A Zimbabwean hunger striker has been taken to hospital in a "very serious condition" after refusing food for 36 days.
Teacher Mqhubel Timbha, 28, began a hunger strike on 2 June in protest against the lifting of a Home Office ban on forced deportations to Zimbabwe.
He was joined by at least 50 countrymen and women at the height of the protest. The Home Office today said that nine Zimbabweans in detention remained on hunger strike. Many were bailed from custody last week and remain on hunger strike at home, campaigners said.
A second hunger striker, who has not been named, was transferred to hospital on Saturday, his solicitor said.
The Home Office confirmed the pair were in hospital but said there were "no concerns" over their health.
Mr Timbha was being held in the medical unit at Harmondsworth Immigration Removal Centre, near Heathrow, when he was examined by a doctor on Friday.
Dr Frank Arnold said: "He was sufficiently ill that, on the strength of my report, the Home Office accepted that he needed to be taken to hospital by ambulance.
"The patient was too weak to stand unaided when I saw him. I had to lift him onto the couch to examine him myself. He was extremely light and his muscles were very wasted.
"Despite his extreme weakness and inability to walk unaided, or perhaps at all, the centre manager required that he was handcuffed in transport to the hospital.

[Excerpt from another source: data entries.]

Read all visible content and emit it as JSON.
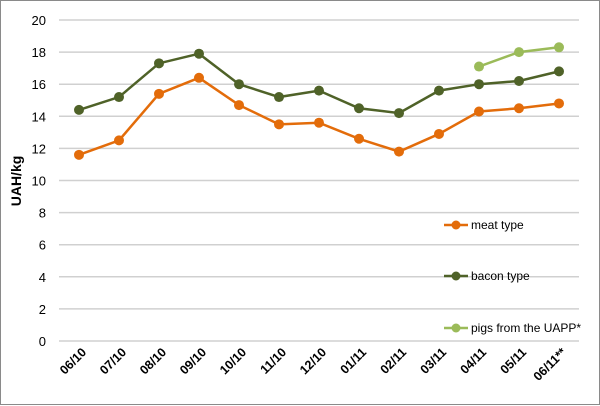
{
  "chart_data": {
    "type": "line",
    "title": "",
    "xlabel": "",
    "ylabel": "UAH/kg",
    "ylim": [
      0,
      20
    ],
    "yticks": [
      "0",
      "2",
      "4",
      "6",
      "8",
      "10",
      "12",
      "14",
      "16",
      "18",
      "20"
    ],
    "grid": true,
    "legend_position": "right-inside",
    "categories": [
      "06/10",
      "07/10",
      "08/10",
      "09/10",
      "10/10",
      "11/10",
      "12/10",
      "01/11",
      "02/11",
      "03/11",
      "04/11",
      "05/11",
      "06/11**"
    ],
    "series": [
      {
        "name": "meat type",
        "color": "#E36C0A",
        "values": [
          11.6,
          12.5,
          15.4,
          16.4,
          14.7,
          13.5,
          13.6,
          12.6,
          11.8,
          12.9,
          14.3,
          14.5,
          14.8
        ]
      },
      {
        "name": "bacon type",
        "color": "#4F6228",
        "values": [
          14.4,
          15.2,
          17.3,
          17.9,
          16.0,
          15.2,
          15.6,
          14.5,
          14.2,
          15.6,
          16.0,
          16.2,
          16.8
        ]
      },
      {
        "name": "pigs from the UAPP*",
        "color": "#9BBB59",
        "values": [
          null,
          null,
          null,
          null,
          null,
          null,
          null,
          null,
          null,
          null,
          17.1,
          18.0,
          18.3
        ]
      }
    ]
  }
}
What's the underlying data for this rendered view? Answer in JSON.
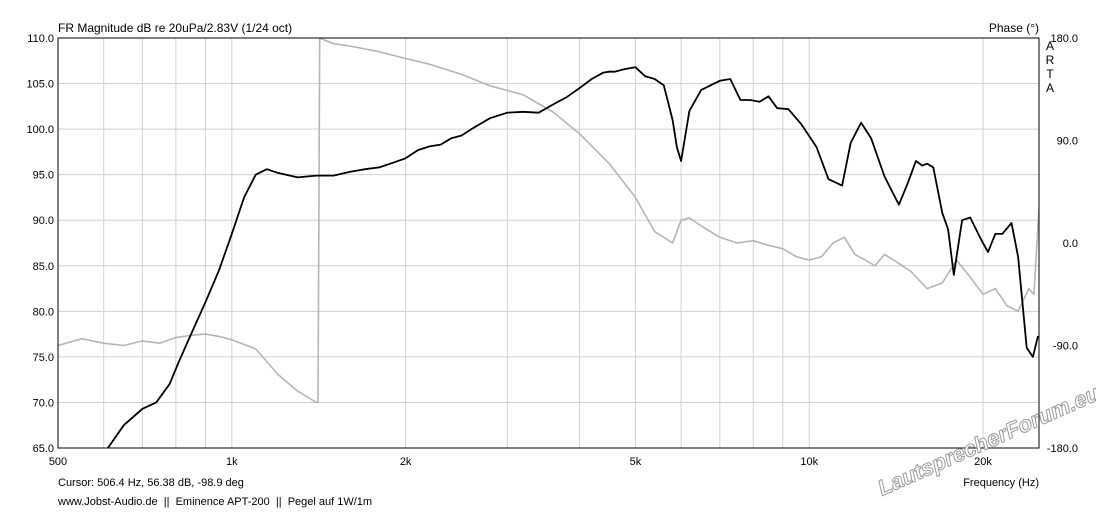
{
  "chart_data": {
    "type": "line",
    "title": "FR Magnitude dB re 20uPa/2.83V (1/24 oct)",
    "right_title": "Phase (°)",
    "watermark_side": "ARTA",
    "xlabel": "Frequency (Hz)",
    "x_scale": "log",
    "xlim": [
      500,
      25000
    ],
    "x_ticks": [
      500,
      1000,
      2000,
      5000,
      10000,
      20000
    ],
    "x_tick_labels": [
      "500",
      "1k",
      "2k",
      "5k",
      "10k",
      "20k"
    ],
    "ylim": [
      65,
      110
    ],
    "y_ticks": [
      65,
      70,
      75,
      80,
      85,
      90,
      95,
      100,
      105,
      110
    ],
    "y_tick_labels": [
      "65.0",
      "70.0",
      "75.0",
      "80.0",
      "85.0",
      "90.0",
      "95.0",
      "100.0",
      "105.0",
      "110.0"
    ],
    "y2lim": [
      -180,
      180
    ],
    "y2_ticks": [
      -180,
      -90,
      0,
      90,
      180
    ],
    "y2_tick_labels": [
      "-180.0",
      "-90.0",
      "0.0",
      "90.0",
      "180.0"
    ],
    "grid": true,
    "series": [
      {
        "axis": "left",
        "color": "#000000",
        "x": [
          610,
          650,
          700,
          740,
          780,
          810,
          850,
          900,
          950,
          1000,
          1050,
          1100,
          1150,
          1200,
          1300,
          1400,
          1500,
          1600,
          1700,
          1800,
          1900,
          2000,
          2100,
          2200,
          2300,
          2400,
          2500,
          2600,
          2800,
          3000,
          3200,
          3400,
          3600,
          3800,
          4000,
          4200,
          4400,
          4500,
          4600,
          4800,
          5000,
          5200,
          5400,
          5600,
          5800,
          5900,
          6000,
          6200,
          6500,
          7000,
          7300,
          7600,
          7900,
          8200,
          8500,
          8800,
          9200,
          9700,
          10300,
          10800,
          11400,
          11800,
          12300,
          12800,
          13500,
          14300,
          14800,
          15300,
          15700,
          16000,
          16400,
          17000,
          17400,
          17800,
          18400,
          19000,
          19800,
          20400,
          21000,
          21600,
          22400,
          23000,
          23800,
          24400,
          24900
        ],
        "y": [
          65.0,
          67.5,
          69.3,
          70.0,
          72.0,
          74.5,
          77.5,
          81.0,
          84.5,
          88.5,
          92.5,
          95.0,
          95.6,
          95.2,
          94.7,
          94.9,
          94.9,
          95.3,
          95.6,
          95.8,
          96.3,
          96.8,
          97.7,
          98.1,
          98.3,
          99.0,
          99.3,
          100.0,
          101.2,
          101.8,
          101.9,
          101.8,
          102.7,
          103.5,
          104.5,
          105.5,
          106.2,
          106.3,
          106.3,
          106.6,
          106.8,
          105.8,
          105.5,
          104.8,
          101.0,
          98.0,
          96.5,
          102.0,
          104.3,
          105.3,
          105.5,
          103.2,
          103.2,
          103.0,
          103.6,
          102.3,
          102.2,
          100.5,
          98.0,
          94.5,
          93.8,
          98.5,
          100.7,
          99.0,
          94.8,
          91.7,
          94.0,
          96.5,
          96.0,
          96.2,
          95.8,
          90.8,
          89.0,
          84.0,
          90.0,
          90.3,
          88.0,
          86.5,
          88.5,
          88.5,
          89.7,
          86.0,
          76.0,
          75.0,
          77.3
        ]
      },
      {
        "axis": "right",
        "color": "#b4b4b4",
        "x": [
          500,
          550,
          600,
          650,
          700,
          750,
          800,
          850,
          900,
          950,
          1000,
          1100,
          1200,
          1300,
          1400,
          1410,
          1420,
          1500,
          1600,
          1800,
          2000,
          2200,
          2500,
          2800,
          3200,
          3600,
          4000,
          4500,
          5000,
          5400,
          5800,
          6000,
          6200,
          6500,
          7000,
          7500,
          8000,
          8500,
          9000,
          9500,
          10000,
          10500,
          11000,
          11500,
          12000,
          12500,
          13000,
          13500,
          14000,
          15000,
          16000,
          17000,
          18000,
          19000,
          20000,
          21000,
          22000,
          23000,
          24000,
          24500,
          25000
        ],
        "y": [
          -90,
          -84,
          -88,
          -90,
          -86,
          -88,
          -83,
          -81,
          -80,
          -82,
          -85,
          -93,
          -115,
          -130,
          -140,
          -140,
          180,
          175,
          173,
          168,
          162,
          157,
          148,
          138,
          130,
          115,
          96,
          70,
          40,
          10,
          0,
          20,
          22,
          15,
          5,
          0,
          2,
          -2,
          -5,
          -12,
          -15,
          -12,
          0,
          5,
          -10,
          -15,
          -20,
          -10,
          -15,
          -25,
          -40,
          -35,
          -15,
          -30,
          -45,
          -40,
          -55,
          -60,
          -40,
          -45,
          30
        ]
      }
    ],
    "cursor_readout": "Cursor: 506.4 Hz, 56.38 dB, -98.9 deg",
    "footer_note": "www.Jobst-Audio.de  ||  Eminence APT-200  ||  Pegel auf 1W/1m",
    "watermark_text": "LautsprecherForum.eu"
  }
}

"It was only after the forceful intervention of Kate Hoey MP that the restraints were removed. He is still being watched, at considerable expense to the public, by guards who refuse to leave his room and give him some privacy.
"I have serious concerns, not about the competence of individual doctors and nurses working at the centre, but that an uninformed decision by the centre manager can overrule medical priorities."
Mr Timbha claims he is an opposition Movement for Democratic Change activist and that he and other members of his family were detained and beaten by President Robert Mugabe's regime.
Dr Arnold said Mr Timbha's condition was "wholly consistent" with a five-week hunger strike.
Home Secretary Charles Clarke said in a statement on Wednesday that none of the hunger strikers needed hospitalisation and added: "Food is available to all hunger strikers and they are seen daily by a medical practitioner to check their condition."
Mr Timbha was transferred to Homerton University Hospital, east London, on Friday where he has begun to eat again under medical supervision.
A Home Office spokesman said today: "Two of the hunger strikers are currently receiving care in hospital. This is purely a precaution and there are no concerns over their health at all."
Solicitor Jovanka Savic said an application for Mr Timbha to be released on bail would be heard by an immigration judge on Wednesday.
A spokesman for Bail for Immigration Detainees said 10 Zimbabweans secured their own release from detention in a mass bail application last week.
A Home Office spokesman said today that, of 83 Zimbabweans in detention, nine were refusing food.
Meanwhile, campaigners say Zimbabweans continue to be taken into custody, indicating that the Government intends to deport them.
Last week, High Court judge Mr Justice Collins called on the Government to halt deportations to Zimbabwe until a court sitting on August 4 rules whether it is safe to return failed asylum seekers. In the first three months of this year, 95 Zimbabweans were deported.